‘Your president is now a picture’: The image as utopian democracy in Nigeria

Following the rumour that the then Nigerian President, Muhammadu Buhari, died in a London hospital in 2017, many Nigerians believed that his clone had occupied the presidential seat until 2023. In this context, activist and ex-Niger Delta militant, Asari Dokubo, decried in August 2017: ‘Your President is now a picture’. He called Buhari ‘a ghost president’, ‘a photo president’, emphasizing how photographs were deployed by the Nigerian State to claim that Buhari was alive and healthy. This account, as I will argue, opens up a broader question of the state’s strategic deployment of photography in governance. The photographic image becomes a ’utopian democracy’, site in which the state seeks to fulfil the promise of good governance. It is used to compensate for the absences and failures of democracy in a country where, for instance, it is typical to encounter images depicting the inauguration of infrastructural projects that do not actually exist.
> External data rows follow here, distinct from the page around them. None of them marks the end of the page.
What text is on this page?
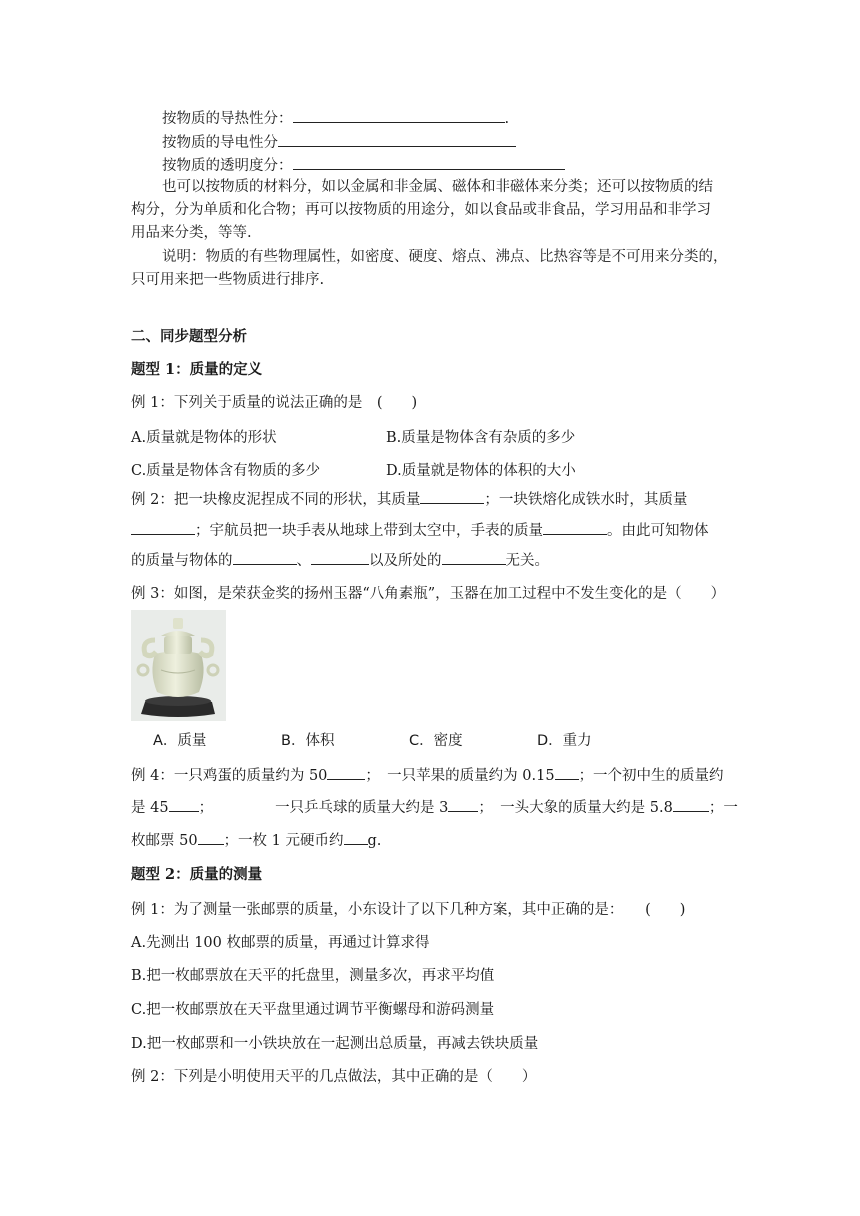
按物质的导热性分：	.
按物质的导电性分
按物质的透明度分：
也可以按物质的材料分，如以金属和非金属、磁体和非磁体来分类；还可以按物质的结
构分，分为单质和化合物；再可以按物质的用途分，如以食品或非食品，学习用品和非学习
用品来分类，等等.
说明：物质的有些物理属性，如密度、硬度、熔点、沸点、比热容等是不可用来分类的，
只可用来把一些物质进行排序.
二、同步题型分析
题型 1：质量的定义
例 1：下列关于质量的说法正确的是　(　　)
A.质量就是物体的形状	B.质量是物体含有杂质的多少
C.质量是物体含有物质的多少	D.质量就是物体的体积的大小
例 2：把一块橡皮泥捏成不同的形状，其质量	；一块铁熔化成铁水时，其质量
；宇航员把一块手表从地球上带到太空中，手表的质量	。由此可知物体
的质量与物体的	、	以及所处的	无关。
例 3：如图，是荣获金奖的扬州玉器“八角素瓶”，玉器在加工过程中不发生变化的是（　　）
A．质量	B．体积	C．密度	D．重力
例 4：一只鸡蛋的质量约为 50	；　一只苹果的质量约为 0.15 ；一个初中生的质量约
是 45 ；	一只乒乓球的质量大约是 3 ；　一头大象的质量大约是 5.8 ；一
枚邮票 50 ；一枚 1 元硬币约 g.
题型 2：质量的测量
例 1：为了测量一张邮票的质量，小东设计了以下几种方案，其中正确的是：　　(　　)
A.先测出 100 枚邮票的质量，再通过计算求得
B.把一枚邮票放在天平的托盘里，测量多次，再求平均值
C.把一枚邮票放在天平盘里通过调节平衡螺母和游码测量
D.把一枚邮票和一小铁块放在一起测出总质量，再减去铁块质量
例 2：下列是小明使用天平的几点做法，其中正确的是（　　）
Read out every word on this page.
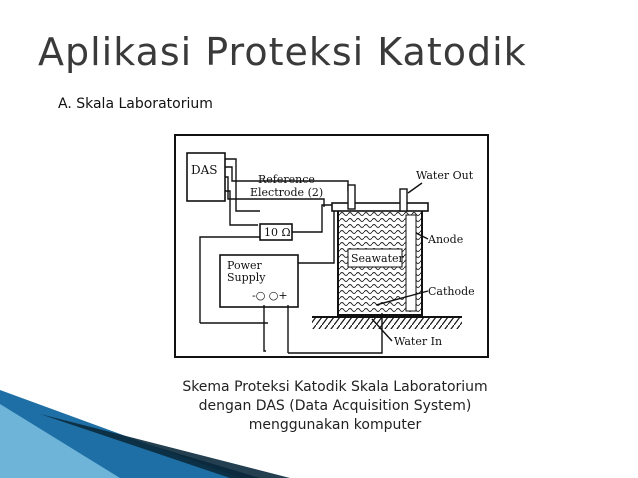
Aplikasi Proteksi Katodik
A. Skala Laboratorium
DAS
Reference
Electrode (2)
10 Ω
Power
Supply
-○ ○+
Seawater
Water Out
Anode
Cathode
Water In
Skema Proteksi Katodik Skala Laboratorium
dengan DAS (Data Acquisition System)
menggunakan komputer
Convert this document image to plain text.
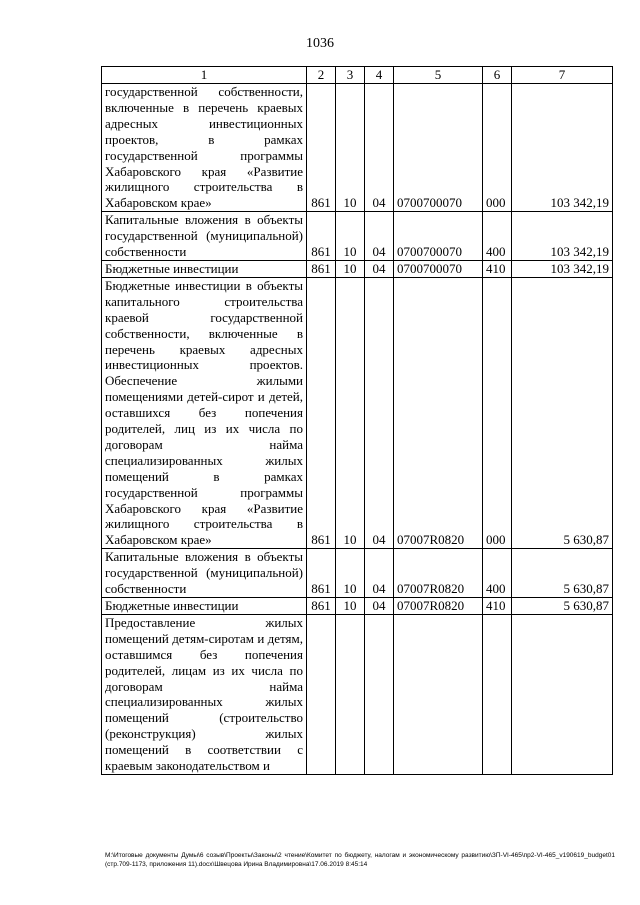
1036
1	2	3	4	5	6	7
государственной собственности, включенные в перечень краевых адресных инвестиционных проектов, в рамках государственной программы Хабаровского края «Развитие жилищного строительства в Хабаровском крае»	861	10	04	0700700070	000	103 342,19
Капитальные вложения в объекты государственной (муниципальной) собственности	861	10	04	0700700070	400	103 342,19
Бюджетные инвестиции	861	10	04	0700700070	410	103 342,19
Бюджетные инвестиции в объекты капитального строительства краевой государственной собственности, включенные в перечень краевых адресных инвестиционных проектов. Обеспечение жилыми помещениями детей-сирот и детей, оставшихся без попечения родителей, лиц из их числа по договорам найма специализированных жилых помещений в рамках государственной программы Хабаровского края «Развитие жилищного строительства в Хабаровском крае»	861	10	04	07007R0820	000	5 630,87
Капитальные вложения в объекты государственной (муниципальной) собственности	861	10	04	07007R0820	400	5 630,87
Бюджетные инвестиции	861	10	04	07007R0820	410	5 630,87
Предоставление жилых помещений детям-сиротам и детям, оставшимся без попечения родителей, лицам из их числа по договорам найма специализированных жилых помещений (строительство (реконструкция) жилых помещений в соответствии с краевым законодательством и						
M:\Итоговые документы Думы\6 созыв\Проекты\Законы\2 чтение\Комитет по бюджету, налогам и экономическому развитию\ЗП-VI-465\пр2-VI-465_v190619_budget01 (стр.709-1173, приложения 11).docx\Швецова Ирина Владимировна\17.06.2019 8:45:14
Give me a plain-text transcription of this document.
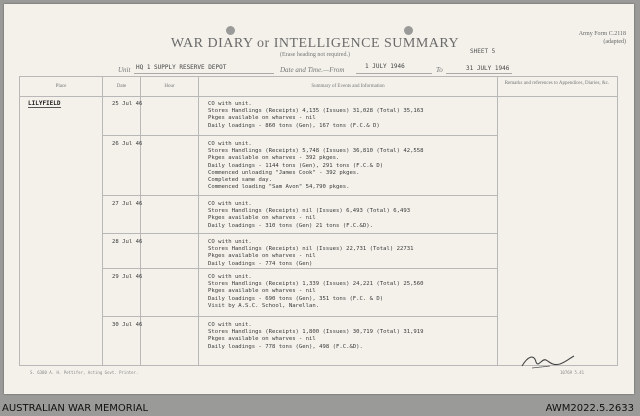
WAR DIARY or INTELLIGENCE SUMMARY
(Erase heading not required.)
Army Form C.2118
(adapted)
SHEET 5
Unit HQ 1 SUPPLY RESERVE DEPOT	Date and Time.—From	1 JULY 1946	To	31 JULY 1946
Place	Date	Hour	Summary of Events and Information
Remarks and references to Appendices, Diaries, &c.
LILYFIELD	25 Jul 46	CO with unit.
Stores Handlings (Receipts) 4,135 (Issues) 31,028 (Total) 35,163
Pkges available on wharves - nil
Daily loadings - 860 tons (Gen), 167 tons (F.C.& D)
26 Jul 46	CO with unit.
Stores Handlings (Receipts) 5,748 (Issues) 36,810 (Total) 42,558
Pkges available on wharves - 392 pkges.
Daily loadings - 1144 tons (Gen), 291 tons (F.C.& D)
Commenced unloading "James Cook" - 392 pkges.
Completed same day.
Commenced loading "Sam Avon" 54,790 pkges.
27 Jul 46	CO with unit.
Stores Handlings (Receipts) nil (Issues) 6,493 (Total) 6,493
Pkges available on wharves - nil
Daily loadings - 310 tons (Gen) 21 tons (F.C.&D).
28 Jul 46	CO with unit.
Stores Handlings (Receipts) nil (Issues) 22,731 (Total) 22731
Pkges available on wharves - nil
Daily loadings - 774 tons (Gen)
29 Jul 46	CO with unit.
Stores Handlings (Receipts) 1,339 (Issues) 24,221 (Total) 25,560
Pkges available on wharves - nil
Daily loadings - 690 tons (Gen), 351 tons (F.C. & D)
Visit by A.S.C. School, Narellan.
30 Jul 46	CO with unit.
Stores Handlings (Receipts) 1,800 (Issues) 30,719 (Total) 31,919
Pkges available on wharves - nil
Daily loadings - 778 tons (Gen), 498 (F.C.&D).
S. 6380 A. H. Pettifer, Acting Govt. Printer.	10769 5.41
AUSTRALIAN WAR MEMORIAL	AWM2022.5.2633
The political elites recruit crowds and use their photographs to claim public endorsement during political campaigns. I analyse this visual politics along with the counter imagery it generates as disenchanted Nigerians rework, (re)circulate and scrutinize the images on social media. This analysis contributes to our understanding of how photography and social networking shape African politics.


Pitt Rivers Museum Research Seminar in Visual, Material and Museum Anthropology, Trinity Term 2024

Fridays, 12pm-1.30pm(Weeks 1-4)

In person at the Pitt Rivers Museum Lecture Theatre.